Der Wiedereinstieg ins Berufsleben (7): Weisheiten im Umgang mit meinen Arbeitskollegen

Was ich sage, entscheidet oft über Wohl und Wehe!

  1. Durch das, was du weitergibst, wächst du selbst: „Wer anderen zu trinken gibt, wird selbst erquickt.“ (11,25)
  2. Ich bin Herr über die Worte, die ich behalte, Sklave über diejenigen, die rausrutschen: „Wer unbedacht schwatzt, der verletzt wie ein durchbohrendes Schwert; die Zunge der Weisen aber ist heilsam.“ (12,18)
  3. Schütze Schwächere: „Wer den Schwachen unterdrückt, der lästert seinen Schöpfer.“ (Spr 14,31)
  4. Wie kann ich spannungsgeladene Situationen entschärfen? „Eine sanfte Antwort wendet den Grimm ab, ein verletzendes Wort aber reizt zum Zorn.“ (Spr 15,1)
  5. Hole dir Rat ein: „Wo keine Beratung ist, da scheitern Pläne.“ (Spr 15,22)
  6. Höre genau zu: „Wer antwortet, bevor er gehört hat, dem ist es Torheit und Schande.“ (Spr 18,13)
  7. Beweise Treue statt grosse Ankündigungen zu machen: „Die meisten Menschen rühmen ihre Güte; wer findet aber einen treuen Mann?“ (Spr 20,3)
  8. Sei vorsichtig von Missgünstigen zu profitieren: „Iss nicht das Brot eines Missgünstigen.“ (Spr 23,6)

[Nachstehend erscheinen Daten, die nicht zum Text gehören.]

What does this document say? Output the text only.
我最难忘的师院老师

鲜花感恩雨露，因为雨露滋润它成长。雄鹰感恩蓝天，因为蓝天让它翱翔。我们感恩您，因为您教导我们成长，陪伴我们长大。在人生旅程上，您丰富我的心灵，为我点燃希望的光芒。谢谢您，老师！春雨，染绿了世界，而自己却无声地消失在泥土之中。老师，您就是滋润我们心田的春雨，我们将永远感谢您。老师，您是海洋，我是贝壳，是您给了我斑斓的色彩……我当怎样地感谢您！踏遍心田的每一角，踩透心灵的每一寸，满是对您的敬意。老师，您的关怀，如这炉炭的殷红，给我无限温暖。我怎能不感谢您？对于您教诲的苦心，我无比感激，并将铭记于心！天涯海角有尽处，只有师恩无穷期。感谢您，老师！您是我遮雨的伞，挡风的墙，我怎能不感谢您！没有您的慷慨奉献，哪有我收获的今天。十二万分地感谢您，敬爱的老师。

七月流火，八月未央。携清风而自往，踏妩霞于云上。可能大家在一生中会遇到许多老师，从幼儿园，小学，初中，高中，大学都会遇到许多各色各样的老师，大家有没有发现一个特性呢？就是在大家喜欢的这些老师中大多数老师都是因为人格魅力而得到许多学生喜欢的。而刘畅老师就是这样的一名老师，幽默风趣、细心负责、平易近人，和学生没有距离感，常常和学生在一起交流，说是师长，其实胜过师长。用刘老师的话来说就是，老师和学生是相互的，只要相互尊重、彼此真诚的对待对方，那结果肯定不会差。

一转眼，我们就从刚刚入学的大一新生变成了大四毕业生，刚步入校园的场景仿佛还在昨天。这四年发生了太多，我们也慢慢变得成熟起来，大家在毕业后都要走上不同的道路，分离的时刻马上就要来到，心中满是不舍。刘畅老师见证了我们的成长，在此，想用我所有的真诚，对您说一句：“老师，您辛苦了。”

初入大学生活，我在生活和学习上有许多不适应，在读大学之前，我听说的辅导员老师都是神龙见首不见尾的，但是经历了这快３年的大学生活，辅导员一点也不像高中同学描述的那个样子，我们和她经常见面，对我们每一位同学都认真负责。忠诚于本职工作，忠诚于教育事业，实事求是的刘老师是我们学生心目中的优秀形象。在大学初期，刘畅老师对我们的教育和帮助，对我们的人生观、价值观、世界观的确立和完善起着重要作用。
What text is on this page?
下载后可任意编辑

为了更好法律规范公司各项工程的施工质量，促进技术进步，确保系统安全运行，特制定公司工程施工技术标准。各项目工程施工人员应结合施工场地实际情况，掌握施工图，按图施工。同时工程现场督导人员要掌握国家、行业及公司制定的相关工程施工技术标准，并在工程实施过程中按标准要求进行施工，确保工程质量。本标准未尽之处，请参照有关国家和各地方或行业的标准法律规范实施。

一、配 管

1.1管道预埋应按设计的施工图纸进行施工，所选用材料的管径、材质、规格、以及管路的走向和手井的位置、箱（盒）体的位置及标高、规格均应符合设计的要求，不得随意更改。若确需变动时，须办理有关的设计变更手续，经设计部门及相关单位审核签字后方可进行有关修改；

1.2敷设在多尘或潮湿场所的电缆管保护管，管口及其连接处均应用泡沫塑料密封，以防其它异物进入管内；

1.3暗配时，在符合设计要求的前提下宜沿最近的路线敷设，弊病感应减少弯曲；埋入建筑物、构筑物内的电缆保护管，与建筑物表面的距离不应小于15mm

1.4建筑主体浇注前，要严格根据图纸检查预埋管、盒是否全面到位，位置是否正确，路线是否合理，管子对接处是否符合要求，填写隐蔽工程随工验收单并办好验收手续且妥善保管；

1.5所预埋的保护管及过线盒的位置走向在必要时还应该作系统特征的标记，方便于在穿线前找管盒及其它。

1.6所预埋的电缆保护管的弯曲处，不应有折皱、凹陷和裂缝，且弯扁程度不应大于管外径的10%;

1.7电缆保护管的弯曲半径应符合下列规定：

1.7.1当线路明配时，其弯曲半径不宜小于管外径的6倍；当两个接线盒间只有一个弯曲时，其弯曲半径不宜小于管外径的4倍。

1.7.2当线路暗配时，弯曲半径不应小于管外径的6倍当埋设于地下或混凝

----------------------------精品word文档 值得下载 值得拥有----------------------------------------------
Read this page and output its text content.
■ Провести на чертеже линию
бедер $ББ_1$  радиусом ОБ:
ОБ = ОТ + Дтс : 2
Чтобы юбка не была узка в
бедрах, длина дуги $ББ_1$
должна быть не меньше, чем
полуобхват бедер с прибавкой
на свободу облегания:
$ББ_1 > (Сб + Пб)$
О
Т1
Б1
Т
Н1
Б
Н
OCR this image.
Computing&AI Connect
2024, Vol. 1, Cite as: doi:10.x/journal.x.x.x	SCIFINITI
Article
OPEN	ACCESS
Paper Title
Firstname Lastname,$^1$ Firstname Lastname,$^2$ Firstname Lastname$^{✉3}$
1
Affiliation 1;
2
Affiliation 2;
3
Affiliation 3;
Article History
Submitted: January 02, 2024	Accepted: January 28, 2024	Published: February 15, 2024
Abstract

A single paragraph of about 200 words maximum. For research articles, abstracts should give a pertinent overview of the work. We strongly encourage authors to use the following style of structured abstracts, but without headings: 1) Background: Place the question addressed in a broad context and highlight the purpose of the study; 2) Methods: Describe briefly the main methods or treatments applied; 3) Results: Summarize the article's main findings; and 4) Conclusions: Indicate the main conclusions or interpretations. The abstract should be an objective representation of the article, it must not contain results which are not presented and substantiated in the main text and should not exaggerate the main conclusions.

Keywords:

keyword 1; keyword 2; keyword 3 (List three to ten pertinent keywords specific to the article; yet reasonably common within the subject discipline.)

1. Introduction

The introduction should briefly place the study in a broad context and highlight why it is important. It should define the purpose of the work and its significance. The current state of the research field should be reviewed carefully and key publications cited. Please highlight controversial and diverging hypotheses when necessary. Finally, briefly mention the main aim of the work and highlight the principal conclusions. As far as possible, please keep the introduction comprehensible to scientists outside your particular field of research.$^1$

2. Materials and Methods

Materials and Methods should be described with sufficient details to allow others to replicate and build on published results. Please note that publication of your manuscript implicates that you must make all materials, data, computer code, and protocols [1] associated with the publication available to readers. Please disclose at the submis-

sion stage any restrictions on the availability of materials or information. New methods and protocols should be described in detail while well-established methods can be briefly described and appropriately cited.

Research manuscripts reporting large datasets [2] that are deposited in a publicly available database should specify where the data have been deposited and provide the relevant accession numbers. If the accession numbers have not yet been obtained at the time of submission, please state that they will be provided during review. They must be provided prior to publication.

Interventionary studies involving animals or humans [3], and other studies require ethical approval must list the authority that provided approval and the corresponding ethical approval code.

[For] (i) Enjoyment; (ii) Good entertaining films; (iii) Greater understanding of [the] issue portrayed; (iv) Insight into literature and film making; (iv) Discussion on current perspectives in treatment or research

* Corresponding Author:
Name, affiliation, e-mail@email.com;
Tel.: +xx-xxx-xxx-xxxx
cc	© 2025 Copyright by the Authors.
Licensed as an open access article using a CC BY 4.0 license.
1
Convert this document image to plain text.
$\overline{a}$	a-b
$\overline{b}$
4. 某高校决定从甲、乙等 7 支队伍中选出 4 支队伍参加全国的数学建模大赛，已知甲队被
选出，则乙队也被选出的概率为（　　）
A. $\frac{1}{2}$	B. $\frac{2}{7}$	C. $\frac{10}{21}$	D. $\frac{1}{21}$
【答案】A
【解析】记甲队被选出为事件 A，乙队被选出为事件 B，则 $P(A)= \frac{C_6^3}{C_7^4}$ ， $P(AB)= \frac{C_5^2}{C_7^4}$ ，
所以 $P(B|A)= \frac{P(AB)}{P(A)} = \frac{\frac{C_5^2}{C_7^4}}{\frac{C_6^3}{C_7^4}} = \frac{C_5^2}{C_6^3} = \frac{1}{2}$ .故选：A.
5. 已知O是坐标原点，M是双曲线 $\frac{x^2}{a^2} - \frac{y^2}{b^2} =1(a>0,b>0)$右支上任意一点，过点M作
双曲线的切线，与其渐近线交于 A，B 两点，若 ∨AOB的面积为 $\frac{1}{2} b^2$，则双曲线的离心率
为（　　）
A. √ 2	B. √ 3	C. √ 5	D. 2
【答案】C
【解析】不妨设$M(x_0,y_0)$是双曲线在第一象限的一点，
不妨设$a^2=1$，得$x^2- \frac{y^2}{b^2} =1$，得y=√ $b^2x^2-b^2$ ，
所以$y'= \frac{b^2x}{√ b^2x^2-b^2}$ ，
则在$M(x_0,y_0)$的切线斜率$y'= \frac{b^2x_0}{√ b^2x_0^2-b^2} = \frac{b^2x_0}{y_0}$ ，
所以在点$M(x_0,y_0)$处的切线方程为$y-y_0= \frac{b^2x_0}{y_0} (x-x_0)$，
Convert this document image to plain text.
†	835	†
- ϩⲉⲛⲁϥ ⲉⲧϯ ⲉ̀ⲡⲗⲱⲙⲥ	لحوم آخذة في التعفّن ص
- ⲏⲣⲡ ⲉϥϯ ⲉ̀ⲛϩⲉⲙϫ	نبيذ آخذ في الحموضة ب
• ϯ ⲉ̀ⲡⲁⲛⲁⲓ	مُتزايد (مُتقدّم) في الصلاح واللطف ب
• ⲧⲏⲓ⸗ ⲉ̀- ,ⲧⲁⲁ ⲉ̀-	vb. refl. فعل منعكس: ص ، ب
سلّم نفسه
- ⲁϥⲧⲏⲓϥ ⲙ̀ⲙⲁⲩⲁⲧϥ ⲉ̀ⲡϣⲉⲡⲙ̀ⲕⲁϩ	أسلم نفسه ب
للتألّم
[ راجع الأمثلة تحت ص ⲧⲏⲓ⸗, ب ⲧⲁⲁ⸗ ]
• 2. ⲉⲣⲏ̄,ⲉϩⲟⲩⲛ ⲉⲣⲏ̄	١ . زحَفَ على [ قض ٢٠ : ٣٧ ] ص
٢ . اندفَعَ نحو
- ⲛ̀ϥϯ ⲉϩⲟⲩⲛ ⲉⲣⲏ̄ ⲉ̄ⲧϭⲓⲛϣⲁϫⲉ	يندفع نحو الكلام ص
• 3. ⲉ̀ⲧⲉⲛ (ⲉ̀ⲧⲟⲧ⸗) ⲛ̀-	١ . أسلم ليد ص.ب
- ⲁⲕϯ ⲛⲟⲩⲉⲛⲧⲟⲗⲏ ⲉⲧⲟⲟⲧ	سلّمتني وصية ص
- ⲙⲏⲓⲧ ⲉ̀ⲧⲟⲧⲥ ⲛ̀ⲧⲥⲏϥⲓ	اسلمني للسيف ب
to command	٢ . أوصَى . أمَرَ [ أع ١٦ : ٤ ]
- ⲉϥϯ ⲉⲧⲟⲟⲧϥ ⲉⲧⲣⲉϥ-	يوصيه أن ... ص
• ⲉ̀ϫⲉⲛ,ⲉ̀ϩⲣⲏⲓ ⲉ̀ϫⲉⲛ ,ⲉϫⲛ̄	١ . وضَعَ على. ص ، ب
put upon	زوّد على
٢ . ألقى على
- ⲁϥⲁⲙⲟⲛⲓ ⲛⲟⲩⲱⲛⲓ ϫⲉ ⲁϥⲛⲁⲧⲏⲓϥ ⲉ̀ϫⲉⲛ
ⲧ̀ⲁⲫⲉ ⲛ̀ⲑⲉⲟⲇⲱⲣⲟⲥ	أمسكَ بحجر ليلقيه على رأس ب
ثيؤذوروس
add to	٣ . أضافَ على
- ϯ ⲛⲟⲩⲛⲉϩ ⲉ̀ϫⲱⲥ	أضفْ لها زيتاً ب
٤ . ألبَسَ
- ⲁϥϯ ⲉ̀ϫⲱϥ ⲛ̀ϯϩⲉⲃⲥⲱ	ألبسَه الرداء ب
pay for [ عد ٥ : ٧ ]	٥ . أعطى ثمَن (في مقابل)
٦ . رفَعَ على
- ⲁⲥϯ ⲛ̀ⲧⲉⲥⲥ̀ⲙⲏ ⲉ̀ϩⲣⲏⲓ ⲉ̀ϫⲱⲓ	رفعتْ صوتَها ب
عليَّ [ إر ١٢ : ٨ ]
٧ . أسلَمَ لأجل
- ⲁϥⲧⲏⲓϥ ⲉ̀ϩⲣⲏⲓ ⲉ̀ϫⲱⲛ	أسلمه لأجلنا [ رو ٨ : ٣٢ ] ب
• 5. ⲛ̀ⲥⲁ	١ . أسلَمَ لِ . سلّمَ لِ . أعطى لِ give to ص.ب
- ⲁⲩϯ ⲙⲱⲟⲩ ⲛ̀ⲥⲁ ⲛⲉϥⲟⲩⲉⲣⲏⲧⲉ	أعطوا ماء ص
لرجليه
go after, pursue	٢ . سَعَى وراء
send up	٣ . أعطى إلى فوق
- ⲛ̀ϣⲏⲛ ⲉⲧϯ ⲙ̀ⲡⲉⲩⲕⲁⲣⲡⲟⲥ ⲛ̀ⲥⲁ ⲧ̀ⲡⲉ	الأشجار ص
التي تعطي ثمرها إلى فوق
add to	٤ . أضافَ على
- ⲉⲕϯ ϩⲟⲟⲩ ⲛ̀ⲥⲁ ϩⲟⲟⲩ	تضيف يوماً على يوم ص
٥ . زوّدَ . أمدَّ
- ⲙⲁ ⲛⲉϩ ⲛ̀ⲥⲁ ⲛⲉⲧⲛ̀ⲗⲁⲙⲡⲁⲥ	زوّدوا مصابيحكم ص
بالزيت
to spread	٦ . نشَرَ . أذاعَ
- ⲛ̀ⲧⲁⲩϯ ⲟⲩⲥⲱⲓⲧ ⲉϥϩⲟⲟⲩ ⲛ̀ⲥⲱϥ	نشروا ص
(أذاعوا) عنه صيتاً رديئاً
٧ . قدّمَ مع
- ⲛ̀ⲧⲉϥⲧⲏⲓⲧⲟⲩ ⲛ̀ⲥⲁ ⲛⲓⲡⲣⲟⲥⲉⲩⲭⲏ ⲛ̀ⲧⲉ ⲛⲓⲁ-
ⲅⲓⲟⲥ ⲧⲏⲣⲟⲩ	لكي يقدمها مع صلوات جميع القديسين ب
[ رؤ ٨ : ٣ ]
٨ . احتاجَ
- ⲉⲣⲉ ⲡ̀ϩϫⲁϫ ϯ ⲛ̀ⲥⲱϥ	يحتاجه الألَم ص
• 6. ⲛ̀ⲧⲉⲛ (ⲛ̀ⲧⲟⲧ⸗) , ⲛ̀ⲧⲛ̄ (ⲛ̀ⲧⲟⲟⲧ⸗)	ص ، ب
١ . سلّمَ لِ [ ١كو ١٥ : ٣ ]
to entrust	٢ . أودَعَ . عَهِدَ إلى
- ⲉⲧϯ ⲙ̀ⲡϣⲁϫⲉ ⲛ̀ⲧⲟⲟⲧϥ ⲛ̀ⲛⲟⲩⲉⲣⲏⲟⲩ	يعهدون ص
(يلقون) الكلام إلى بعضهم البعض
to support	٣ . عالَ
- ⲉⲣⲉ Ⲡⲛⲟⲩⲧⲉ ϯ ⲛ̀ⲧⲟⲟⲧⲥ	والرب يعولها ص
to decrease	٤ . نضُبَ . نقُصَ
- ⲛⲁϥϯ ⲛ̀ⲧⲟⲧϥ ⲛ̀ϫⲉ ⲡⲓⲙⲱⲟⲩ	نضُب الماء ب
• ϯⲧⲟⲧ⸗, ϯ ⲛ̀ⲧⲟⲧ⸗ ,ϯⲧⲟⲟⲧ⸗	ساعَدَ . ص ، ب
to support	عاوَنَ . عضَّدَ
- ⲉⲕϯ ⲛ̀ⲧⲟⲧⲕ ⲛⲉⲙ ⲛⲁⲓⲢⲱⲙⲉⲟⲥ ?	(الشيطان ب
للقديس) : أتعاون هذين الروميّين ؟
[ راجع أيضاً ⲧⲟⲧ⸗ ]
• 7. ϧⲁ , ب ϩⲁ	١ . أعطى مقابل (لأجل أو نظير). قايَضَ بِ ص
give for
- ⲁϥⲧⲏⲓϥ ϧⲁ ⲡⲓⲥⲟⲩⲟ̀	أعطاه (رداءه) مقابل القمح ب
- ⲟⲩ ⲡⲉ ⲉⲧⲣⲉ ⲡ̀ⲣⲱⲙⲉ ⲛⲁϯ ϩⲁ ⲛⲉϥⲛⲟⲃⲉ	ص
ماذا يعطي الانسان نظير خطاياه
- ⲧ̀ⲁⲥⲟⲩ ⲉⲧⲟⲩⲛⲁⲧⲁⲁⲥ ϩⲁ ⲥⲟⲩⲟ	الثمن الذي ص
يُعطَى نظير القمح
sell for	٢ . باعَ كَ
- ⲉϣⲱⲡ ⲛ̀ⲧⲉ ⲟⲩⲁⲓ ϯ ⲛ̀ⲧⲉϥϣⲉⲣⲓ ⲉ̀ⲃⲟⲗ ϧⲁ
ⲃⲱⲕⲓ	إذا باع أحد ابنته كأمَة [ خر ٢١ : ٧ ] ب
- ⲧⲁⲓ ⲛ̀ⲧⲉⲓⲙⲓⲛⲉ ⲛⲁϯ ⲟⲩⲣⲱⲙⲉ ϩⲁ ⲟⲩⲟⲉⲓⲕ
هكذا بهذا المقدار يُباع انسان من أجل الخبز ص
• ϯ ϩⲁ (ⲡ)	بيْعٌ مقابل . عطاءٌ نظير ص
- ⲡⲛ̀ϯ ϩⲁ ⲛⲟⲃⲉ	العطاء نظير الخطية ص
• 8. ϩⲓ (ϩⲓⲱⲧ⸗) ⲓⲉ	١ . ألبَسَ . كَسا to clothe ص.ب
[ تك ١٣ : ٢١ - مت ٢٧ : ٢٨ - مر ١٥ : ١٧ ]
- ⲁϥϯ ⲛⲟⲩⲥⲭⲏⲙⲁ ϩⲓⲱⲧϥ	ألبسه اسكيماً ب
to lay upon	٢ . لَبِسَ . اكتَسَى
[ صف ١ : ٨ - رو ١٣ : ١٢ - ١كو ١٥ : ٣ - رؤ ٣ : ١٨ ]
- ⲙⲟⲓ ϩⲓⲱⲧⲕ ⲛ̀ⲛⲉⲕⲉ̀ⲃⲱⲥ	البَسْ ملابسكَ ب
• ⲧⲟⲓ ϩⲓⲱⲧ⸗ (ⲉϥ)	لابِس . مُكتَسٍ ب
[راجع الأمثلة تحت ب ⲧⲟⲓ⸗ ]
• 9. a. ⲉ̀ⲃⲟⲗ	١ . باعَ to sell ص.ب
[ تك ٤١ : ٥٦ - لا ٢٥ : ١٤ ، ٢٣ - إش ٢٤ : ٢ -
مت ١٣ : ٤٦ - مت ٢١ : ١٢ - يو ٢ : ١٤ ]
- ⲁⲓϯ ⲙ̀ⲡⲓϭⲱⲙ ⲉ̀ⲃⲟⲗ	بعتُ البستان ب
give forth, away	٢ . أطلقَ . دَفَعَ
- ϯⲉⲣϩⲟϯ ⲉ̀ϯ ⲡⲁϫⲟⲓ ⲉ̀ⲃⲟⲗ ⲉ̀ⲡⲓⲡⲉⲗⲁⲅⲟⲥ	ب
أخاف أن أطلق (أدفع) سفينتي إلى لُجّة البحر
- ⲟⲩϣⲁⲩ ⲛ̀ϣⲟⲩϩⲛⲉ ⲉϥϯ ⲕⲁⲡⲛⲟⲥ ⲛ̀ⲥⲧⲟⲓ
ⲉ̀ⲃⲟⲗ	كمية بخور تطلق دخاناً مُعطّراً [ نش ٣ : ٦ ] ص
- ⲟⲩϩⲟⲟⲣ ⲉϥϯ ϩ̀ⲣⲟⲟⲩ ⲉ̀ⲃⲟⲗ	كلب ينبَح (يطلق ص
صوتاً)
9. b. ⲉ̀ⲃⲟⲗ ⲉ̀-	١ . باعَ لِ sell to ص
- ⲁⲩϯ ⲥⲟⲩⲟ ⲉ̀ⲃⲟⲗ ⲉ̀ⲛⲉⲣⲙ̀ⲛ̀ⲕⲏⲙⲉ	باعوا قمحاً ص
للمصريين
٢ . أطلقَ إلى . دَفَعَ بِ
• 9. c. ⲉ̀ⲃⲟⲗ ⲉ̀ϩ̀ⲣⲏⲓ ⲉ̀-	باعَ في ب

  9. Achte darauf, mit wem du (freiwillig) Umgang pflegst: „Geselle dich nicht zu den Weinsäufern.“ (Spr 23,20)
  10. Manche scheinen mit krummen Wegen durchzukommen: „Beneide böse Menschen nicht und begehre nicht, mit ihnen zusammen zu sein.“ (Spr 24,1)
  11. Dein Widersacher unterliegt? „Freue dich nicht über den Fall deines Feindes.“ (Spr 24,17)
  12. Manchmal ist einfach ehrliche Rückmeldung angesagt: „Besser Zurechtweisung, die aufdeckt, als Liebe, die verheimlicht.“ (Spr 27,5)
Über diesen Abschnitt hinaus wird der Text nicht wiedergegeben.